Dinosaurs aren't souvenirs, they're EOLed products.
White clothes make great projection screens!
Queuing was stolen from the British; also, There was a young man from Peru, whose limerick stopped at line two.
Non-lost innocence and a squirt of
toilet humour. Non-toilet-related private moments made public and an encounter with Sweden's
orb of literacy.
Speaking in tongues, the musical.
The missing minute from my life.
You can't escape a guilty conscience... and eventually, your creations will take on a life of their own (ergh, tell me about it).
Nunavut -- twice.
Dames in disdress, vs. a very different form of
fake but extremely convincing shyness.
Always have a lawyer look over your contracts, particularly if you make them with the devil. Speaking of which: Stephen Harper and David Suzuki, together at last, along with Terry Fox's right sock.
Octopus dance (I wish I'd had a fork).
Vegetable dance (enough to make you dizzy).
Learning English from Entertainment Tonight and a wishing well talks back to cheapskates.
Criminals are people too.
Honourable mention, even though it was free and thus doesn't count: 11-second dance parties, 16-second slowdance parties (thanks, Cheer Politeness), 22-second dance parties, and so on. To heck with the popular kids! To heck with respectable theatre!
Peer pressure and mutual motivation
And now for the obligatory Advogato tie-in.
Last year at the Fringe Festival, I saw 26 shows in 10 days, and it was exhausting. When I set out this year, I decided: no sense overdoing it. I'm not going to try to beat last year's insane record. I'll just see as many shows as I want to see, then I'll stop.
So then I saw 40 shows. Oops. What happened?
What happened was peer pressure. None of us really wanted to see that many shows. But when you have a few people working together and encouraging each other, the positive feedback loop can be irresistable. "Come on, you can't be tired yet! I want to see one more!" "Come on, there's a show on - let's leave work early!" "Come on, you already bought the multi-ticket pass, so you might as well use it up!"
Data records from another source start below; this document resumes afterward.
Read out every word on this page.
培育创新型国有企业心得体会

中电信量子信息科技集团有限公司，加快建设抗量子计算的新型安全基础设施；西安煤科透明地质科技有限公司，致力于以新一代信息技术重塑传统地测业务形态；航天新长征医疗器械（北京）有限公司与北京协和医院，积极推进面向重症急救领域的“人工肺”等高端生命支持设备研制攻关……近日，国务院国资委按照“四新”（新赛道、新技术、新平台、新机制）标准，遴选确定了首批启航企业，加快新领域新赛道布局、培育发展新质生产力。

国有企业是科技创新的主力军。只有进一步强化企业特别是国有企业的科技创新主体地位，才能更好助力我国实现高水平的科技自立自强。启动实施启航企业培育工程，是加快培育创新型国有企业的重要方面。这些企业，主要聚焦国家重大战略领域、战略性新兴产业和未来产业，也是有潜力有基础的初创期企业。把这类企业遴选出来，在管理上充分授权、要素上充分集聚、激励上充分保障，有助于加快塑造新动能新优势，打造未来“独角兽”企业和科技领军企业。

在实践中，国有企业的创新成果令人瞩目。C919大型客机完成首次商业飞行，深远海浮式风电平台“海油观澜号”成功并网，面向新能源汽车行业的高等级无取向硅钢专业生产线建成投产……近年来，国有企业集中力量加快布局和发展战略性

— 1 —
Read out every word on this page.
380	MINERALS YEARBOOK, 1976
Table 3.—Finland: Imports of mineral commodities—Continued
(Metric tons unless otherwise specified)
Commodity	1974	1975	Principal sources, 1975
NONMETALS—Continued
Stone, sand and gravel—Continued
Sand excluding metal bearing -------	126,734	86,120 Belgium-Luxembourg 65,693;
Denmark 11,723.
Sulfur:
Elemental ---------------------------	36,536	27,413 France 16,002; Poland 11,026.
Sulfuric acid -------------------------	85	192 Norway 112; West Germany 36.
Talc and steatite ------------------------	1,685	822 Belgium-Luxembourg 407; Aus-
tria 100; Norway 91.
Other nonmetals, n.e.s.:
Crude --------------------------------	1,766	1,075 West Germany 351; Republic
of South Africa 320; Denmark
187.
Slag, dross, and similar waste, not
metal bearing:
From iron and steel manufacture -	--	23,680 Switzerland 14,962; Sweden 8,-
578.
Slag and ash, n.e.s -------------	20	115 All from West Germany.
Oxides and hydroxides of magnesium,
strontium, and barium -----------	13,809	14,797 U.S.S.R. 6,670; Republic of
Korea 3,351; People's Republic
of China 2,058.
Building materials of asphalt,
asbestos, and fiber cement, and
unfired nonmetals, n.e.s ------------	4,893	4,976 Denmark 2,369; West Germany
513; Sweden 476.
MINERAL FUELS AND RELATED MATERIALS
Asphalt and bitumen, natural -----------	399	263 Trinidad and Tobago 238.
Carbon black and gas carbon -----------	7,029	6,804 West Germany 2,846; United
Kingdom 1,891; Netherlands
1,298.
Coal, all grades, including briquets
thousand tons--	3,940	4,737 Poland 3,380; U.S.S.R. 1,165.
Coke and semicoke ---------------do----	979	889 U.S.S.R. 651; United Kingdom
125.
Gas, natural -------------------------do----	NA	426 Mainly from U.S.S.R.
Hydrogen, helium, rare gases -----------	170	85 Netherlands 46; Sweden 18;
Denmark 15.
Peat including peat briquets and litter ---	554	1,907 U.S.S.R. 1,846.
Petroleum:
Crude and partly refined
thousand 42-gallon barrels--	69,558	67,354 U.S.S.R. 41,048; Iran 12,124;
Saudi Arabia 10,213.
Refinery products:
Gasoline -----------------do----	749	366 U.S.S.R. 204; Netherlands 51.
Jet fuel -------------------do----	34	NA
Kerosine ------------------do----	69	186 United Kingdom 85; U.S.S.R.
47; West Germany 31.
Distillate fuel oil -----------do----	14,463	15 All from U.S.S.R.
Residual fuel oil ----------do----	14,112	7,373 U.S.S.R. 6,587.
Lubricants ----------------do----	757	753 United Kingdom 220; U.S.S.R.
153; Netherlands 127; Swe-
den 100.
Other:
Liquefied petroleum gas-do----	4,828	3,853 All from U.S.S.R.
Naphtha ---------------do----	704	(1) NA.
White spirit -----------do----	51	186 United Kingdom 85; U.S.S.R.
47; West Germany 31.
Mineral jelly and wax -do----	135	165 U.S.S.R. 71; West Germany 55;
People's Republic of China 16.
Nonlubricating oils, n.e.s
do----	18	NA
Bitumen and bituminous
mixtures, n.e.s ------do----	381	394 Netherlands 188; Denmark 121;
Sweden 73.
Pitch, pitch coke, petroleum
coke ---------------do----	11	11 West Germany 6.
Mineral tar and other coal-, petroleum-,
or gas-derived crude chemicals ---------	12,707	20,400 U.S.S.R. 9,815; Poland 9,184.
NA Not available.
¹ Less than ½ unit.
I learned a couple of years ago now that you should never let a person work on a project at work alone; it's hard for someone to get motivated that way. This is the idea behind pair programming, but you don't have to go that far; two people can work on parts of the same project, as long as their work is slightly mutually dependent - say, at least one reason to rely on the other person per day. Then if one person falls behind, they're disappointing the other person, and vice versa. This mutual motivation technique can be extremely effective, and it vastly outweighs the cost of having a second person working on the project, because it'll probably get done more than twice as fast.
So now, thanks to all that motivation, I feel like I've accomplished something. It turned out to be something ill-conceived and stupid; who the heck needs to see 40 shows in 10 days?? But I guess that's my point. Motivational techniques work, even if you're trying to get people to do ill-conceived, stupid things.